Treat decluttering the same as going to the gym or training to run a marathon: you need to get motivated! You’re doing this to improve the way your home looks, your mental wellbeing – tidy home, tidy mind – and help the planet. So enjoy it. Put on your favourite Beyonce track, dance around the room or pump yourself up and get ready. If you need to remind yourself further why you’re doing this, take a look at photos or videos of landfill dumps or read some of The Ethicalist’s features and news stories on the devastating effects of the climate crisis to really get you motivated.
Never start the process by buying new storage or cleaning products – that’s defeating the point of the exercise which is to buy less. As you begin clearing stuff out, you’ll discover items that can be repurposed into storage containers; think old shoe boxes, and empty food containers. Plus, only once you declutter and organise the space, you’ll be able to see what storage is actually required. Spending money before you start is a surefire way to add more items into the mix that end up unused.

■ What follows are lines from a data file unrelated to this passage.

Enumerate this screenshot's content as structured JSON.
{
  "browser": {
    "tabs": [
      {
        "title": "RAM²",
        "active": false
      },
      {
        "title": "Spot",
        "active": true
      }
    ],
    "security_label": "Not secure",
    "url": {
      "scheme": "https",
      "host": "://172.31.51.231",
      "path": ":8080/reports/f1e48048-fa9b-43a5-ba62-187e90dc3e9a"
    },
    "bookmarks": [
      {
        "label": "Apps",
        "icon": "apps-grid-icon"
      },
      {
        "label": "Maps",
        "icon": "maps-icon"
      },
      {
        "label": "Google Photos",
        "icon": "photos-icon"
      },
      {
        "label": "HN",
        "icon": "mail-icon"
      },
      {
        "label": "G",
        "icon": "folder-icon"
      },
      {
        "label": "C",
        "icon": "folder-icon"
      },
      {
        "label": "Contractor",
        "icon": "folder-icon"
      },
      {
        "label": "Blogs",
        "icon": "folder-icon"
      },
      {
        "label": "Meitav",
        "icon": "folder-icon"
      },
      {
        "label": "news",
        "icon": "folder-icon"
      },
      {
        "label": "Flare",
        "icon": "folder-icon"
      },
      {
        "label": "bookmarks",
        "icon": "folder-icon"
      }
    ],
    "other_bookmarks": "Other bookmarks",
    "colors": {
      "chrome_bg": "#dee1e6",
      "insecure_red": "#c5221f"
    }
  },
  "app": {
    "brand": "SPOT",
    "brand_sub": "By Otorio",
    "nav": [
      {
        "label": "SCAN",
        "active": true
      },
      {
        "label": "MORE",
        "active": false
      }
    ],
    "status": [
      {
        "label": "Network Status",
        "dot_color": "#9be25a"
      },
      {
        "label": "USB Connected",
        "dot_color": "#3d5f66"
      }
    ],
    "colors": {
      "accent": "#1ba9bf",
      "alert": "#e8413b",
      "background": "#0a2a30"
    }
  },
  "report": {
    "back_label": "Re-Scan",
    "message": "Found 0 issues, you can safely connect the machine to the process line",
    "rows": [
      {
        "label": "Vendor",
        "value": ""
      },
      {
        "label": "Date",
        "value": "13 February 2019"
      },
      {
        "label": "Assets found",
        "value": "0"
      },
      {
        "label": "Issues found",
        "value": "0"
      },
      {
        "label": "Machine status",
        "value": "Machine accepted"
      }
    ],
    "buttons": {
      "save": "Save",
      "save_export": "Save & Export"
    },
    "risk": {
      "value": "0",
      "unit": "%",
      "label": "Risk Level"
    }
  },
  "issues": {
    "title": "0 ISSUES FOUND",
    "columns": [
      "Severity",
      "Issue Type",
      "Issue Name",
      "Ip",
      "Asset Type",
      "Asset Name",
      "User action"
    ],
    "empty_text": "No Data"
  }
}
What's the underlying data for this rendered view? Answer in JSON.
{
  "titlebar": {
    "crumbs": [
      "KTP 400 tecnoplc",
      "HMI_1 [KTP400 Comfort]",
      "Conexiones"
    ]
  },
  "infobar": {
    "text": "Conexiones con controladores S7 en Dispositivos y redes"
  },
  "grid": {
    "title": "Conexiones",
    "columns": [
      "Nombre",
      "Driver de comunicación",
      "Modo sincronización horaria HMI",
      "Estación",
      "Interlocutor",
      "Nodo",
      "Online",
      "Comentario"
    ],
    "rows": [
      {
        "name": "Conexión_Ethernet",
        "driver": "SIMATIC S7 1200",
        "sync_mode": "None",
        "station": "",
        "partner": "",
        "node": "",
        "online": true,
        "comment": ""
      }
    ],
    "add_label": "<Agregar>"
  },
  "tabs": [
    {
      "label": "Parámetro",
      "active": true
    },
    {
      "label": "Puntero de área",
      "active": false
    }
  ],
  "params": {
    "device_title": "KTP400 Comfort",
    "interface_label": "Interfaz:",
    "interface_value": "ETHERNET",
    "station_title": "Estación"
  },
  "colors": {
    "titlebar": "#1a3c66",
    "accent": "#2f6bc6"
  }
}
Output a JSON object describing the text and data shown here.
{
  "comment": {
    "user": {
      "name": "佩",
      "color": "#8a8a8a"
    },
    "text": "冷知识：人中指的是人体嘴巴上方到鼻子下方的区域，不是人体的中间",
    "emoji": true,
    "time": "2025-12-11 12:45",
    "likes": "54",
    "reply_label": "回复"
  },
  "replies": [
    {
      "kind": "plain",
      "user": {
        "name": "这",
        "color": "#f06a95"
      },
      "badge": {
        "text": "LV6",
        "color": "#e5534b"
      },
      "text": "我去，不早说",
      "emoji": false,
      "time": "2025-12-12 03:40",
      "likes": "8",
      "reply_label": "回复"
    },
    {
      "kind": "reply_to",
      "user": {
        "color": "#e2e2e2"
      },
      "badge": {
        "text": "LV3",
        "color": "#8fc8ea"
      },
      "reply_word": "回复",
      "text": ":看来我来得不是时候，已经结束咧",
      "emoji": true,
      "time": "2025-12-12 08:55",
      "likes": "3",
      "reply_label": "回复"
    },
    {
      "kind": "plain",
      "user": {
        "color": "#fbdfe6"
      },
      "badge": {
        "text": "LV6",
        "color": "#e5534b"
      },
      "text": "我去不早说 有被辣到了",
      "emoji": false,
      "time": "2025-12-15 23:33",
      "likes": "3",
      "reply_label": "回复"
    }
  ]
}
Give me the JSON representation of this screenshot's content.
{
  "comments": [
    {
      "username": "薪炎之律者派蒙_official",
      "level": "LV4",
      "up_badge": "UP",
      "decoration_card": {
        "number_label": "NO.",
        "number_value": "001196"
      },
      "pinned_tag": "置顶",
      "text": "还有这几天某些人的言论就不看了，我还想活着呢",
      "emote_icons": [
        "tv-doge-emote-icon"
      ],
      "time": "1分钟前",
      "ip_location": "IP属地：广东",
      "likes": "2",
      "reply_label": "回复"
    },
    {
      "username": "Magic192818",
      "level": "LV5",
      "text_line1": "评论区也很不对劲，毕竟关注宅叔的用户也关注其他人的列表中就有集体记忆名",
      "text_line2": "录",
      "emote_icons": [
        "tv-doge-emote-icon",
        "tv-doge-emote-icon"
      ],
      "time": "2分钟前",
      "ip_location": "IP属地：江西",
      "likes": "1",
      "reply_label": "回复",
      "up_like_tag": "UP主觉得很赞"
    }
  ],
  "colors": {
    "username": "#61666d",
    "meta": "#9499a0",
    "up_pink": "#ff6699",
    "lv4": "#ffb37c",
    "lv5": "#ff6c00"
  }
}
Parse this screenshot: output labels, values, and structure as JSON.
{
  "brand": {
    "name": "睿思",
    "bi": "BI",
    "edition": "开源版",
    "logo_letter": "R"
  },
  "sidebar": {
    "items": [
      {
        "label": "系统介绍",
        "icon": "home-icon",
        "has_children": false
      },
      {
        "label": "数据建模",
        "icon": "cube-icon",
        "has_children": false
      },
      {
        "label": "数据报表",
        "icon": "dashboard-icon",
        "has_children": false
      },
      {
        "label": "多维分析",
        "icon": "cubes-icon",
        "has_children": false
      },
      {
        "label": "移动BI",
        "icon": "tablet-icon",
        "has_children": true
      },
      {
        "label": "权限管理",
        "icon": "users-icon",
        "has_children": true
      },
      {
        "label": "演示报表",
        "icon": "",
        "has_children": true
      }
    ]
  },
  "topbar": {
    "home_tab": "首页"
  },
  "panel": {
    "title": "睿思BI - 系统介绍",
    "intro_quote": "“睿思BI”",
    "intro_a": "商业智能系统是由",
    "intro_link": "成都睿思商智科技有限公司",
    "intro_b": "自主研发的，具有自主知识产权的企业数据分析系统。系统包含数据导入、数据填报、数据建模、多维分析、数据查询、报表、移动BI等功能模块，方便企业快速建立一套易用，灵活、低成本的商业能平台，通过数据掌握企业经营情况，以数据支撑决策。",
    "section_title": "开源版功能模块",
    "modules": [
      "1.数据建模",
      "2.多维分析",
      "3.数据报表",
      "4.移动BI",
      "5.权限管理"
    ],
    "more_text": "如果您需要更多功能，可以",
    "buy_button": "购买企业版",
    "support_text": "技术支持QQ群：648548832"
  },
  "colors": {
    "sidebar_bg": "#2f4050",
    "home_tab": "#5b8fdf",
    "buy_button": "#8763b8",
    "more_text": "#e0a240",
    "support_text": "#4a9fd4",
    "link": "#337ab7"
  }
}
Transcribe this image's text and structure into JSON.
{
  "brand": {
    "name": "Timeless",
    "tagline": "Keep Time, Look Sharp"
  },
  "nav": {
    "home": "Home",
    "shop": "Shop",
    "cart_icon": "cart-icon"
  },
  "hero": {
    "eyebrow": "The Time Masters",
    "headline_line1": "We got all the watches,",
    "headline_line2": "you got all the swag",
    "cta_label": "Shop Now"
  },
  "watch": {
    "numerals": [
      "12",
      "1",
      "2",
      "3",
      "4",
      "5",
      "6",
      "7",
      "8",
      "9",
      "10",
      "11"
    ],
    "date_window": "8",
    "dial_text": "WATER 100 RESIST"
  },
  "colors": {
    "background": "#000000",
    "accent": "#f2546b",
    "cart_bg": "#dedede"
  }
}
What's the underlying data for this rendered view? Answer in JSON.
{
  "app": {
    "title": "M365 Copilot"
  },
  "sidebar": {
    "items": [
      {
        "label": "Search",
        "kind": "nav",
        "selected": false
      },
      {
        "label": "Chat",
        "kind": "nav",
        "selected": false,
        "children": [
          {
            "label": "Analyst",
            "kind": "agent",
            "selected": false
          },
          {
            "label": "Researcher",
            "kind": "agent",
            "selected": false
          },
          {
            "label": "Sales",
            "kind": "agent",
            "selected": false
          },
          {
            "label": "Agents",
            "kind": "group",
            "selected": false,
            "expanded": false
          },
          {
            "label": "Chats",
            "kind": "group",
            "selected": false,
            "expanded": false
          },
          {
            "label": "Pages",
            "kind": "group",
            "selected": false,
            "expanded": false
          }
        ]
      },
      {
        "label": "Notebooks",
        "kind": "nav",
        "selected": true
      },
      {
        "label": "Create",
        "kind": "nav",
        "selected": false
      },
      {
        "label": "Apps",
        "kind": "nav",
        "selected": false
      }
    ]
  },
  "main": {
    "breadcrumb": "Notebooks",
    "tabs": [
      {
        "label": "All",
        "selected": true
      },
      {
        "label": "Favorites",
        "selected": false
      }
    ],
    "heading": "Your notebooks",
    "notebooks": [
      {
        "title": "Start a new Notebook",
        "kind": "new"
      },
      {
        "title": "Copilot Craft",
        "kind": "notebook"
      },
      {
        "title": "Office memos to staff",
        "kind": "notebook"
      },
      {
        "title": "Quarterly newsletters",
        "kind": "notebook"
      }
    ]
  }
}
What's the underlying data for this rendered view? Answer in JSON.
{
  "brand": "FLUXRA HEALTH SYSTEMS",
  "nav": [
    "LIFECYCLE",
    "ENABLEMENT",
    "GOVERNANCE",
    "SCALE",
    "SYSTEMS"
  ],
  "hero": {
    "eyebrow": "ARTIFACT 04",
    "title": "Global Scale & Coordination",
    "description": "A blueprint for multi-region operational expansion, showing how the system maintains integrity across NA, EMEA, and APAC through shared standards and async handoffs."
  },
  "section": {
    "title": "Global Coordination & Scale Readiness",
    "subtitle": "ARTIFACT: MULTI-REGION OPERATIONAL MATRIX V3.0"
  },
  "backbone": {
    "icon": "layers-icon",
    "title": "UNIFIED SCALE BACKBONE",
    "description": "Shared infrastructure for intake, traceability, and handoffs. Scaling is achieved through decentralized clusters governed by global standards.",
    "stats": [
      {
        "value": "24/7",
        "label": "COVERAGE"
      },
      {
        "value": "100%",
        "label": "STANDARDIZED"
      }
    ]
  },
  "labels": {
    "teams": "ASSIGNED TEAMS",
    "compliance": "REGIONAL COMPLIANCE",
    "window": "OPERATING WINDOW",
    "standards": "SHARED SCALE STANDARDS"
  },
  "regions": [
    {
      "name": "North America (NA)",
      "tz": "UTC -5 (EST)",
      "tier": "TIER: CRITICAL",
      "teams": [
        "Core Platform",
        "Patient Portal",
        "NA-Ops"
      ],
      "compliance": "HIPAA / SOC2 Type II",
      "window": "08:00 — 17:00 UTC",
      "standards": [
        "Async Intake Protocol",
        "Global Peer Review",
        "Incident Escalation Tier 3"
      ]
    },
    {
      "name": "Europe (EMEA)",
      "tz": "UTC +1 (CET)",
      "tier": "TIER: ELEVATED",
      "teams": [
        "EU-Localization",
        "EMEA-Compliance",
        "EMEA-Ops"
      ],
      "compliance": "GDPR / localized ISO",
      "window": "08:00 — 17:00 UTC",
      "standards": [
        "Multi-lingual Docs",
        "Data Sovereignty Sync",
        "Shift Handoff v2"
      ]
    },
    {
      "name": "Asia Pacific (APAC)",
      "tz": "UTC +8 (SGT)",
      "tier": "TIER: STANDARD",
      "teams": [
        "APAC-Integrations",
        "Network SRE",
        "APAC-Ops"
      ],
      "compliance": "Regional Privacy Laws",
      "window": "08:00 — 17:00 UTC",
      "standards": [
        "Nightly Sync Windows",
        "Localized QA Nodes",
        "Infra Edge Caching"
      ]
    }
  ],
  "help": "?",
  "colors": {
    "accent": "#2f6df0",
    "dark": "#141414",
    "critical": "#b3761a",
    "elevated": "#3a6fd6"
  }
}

The same goes for cleaning products, many of which you’re bound to find half full in the back of cupboards. Better still, consider making your own cleaning solutions.
One step at a time
Don’t set yourself the task of decluttering the whole villa or apartment in a day. Instead, put aside 20-30 minutes every few days to do a specific space or area in a room, starting with the one that stresses you out the most. As you go, put things into distinct piles to donate, recycle, and repurpose.
Give things a new home
Donate the items to charities and initiatives such as Thrift for Good and Dar al Ber. Or you can do a clothes swap with your friends. Something you might not love may be perfect for someone else – your trash is their treasure. Make sure you donate whatever is decluttered, unless it’s in a terrible condition. If it is too bad to donate, put it in a suitable recycling bin. There are also pre-loved shops that will sell items on your behalf.
Buy 1 Donate 2
Decluttering will show you how much money you’ve spent on items you don’t wear, hopefully making you more aware when it comes to shopping in the future.
After a big sort-out, keep a paper or organic bag in your closet. Every time you see something you don’t wear, like, fit into or use, put it in that bag. Once the bag is full, you can donate it to your chosen place. Also, follow the buy 1 get rid of 2 rule: when you purchase something new, put two items in the bag to donate, that way other people benefit and you don’t end up with too much stuff.
No Waste Kitchen Tricks
How your kitchen is arranged plays an essential part in minimising food waste. Organise the space into different zones for different types of items. For example, everyday crockery and cutlery stay close to the dishwasher and sink, cooking utensils close to the oven while the pantry houses dry goods, spices, and appliances.
When storing items in containers or shelves, make sure the newest item is at the back, sticking to a first in, first out mantra. When storing items in jars and boxes, cut out the expiry date from the packet and stick it on the container so you can see when the food expires. Instead of buying spices in boxes and big bags, buy loose spices from the supermarket as and when needed for your cooking.
Get The Family Involved
A great habit to get into when children are younger, and they receive tons of toys for every occasion, is to rotate them. Leave one or two toy boxes out and put the rest away into storage. Then, swap the boxes at the end of the month – this keeps them interested and avoids the whole house turning into a playroom.
You know it’s time to get rid of toys and games for good when there are duplicates, when things are broken, and when they have outgrown or stopped playing with them. Where possible, give things for donation and get the children involved by explaining that they are going to others who aren’t as fortunate as them.
Encourage them to help make piles of broken, no longer wanted toys and games to recycle responsibly and others to donate. Take photographs of the special toys or games that the children loved, and hold happy memories, so they can still appreciate them in a different way every day.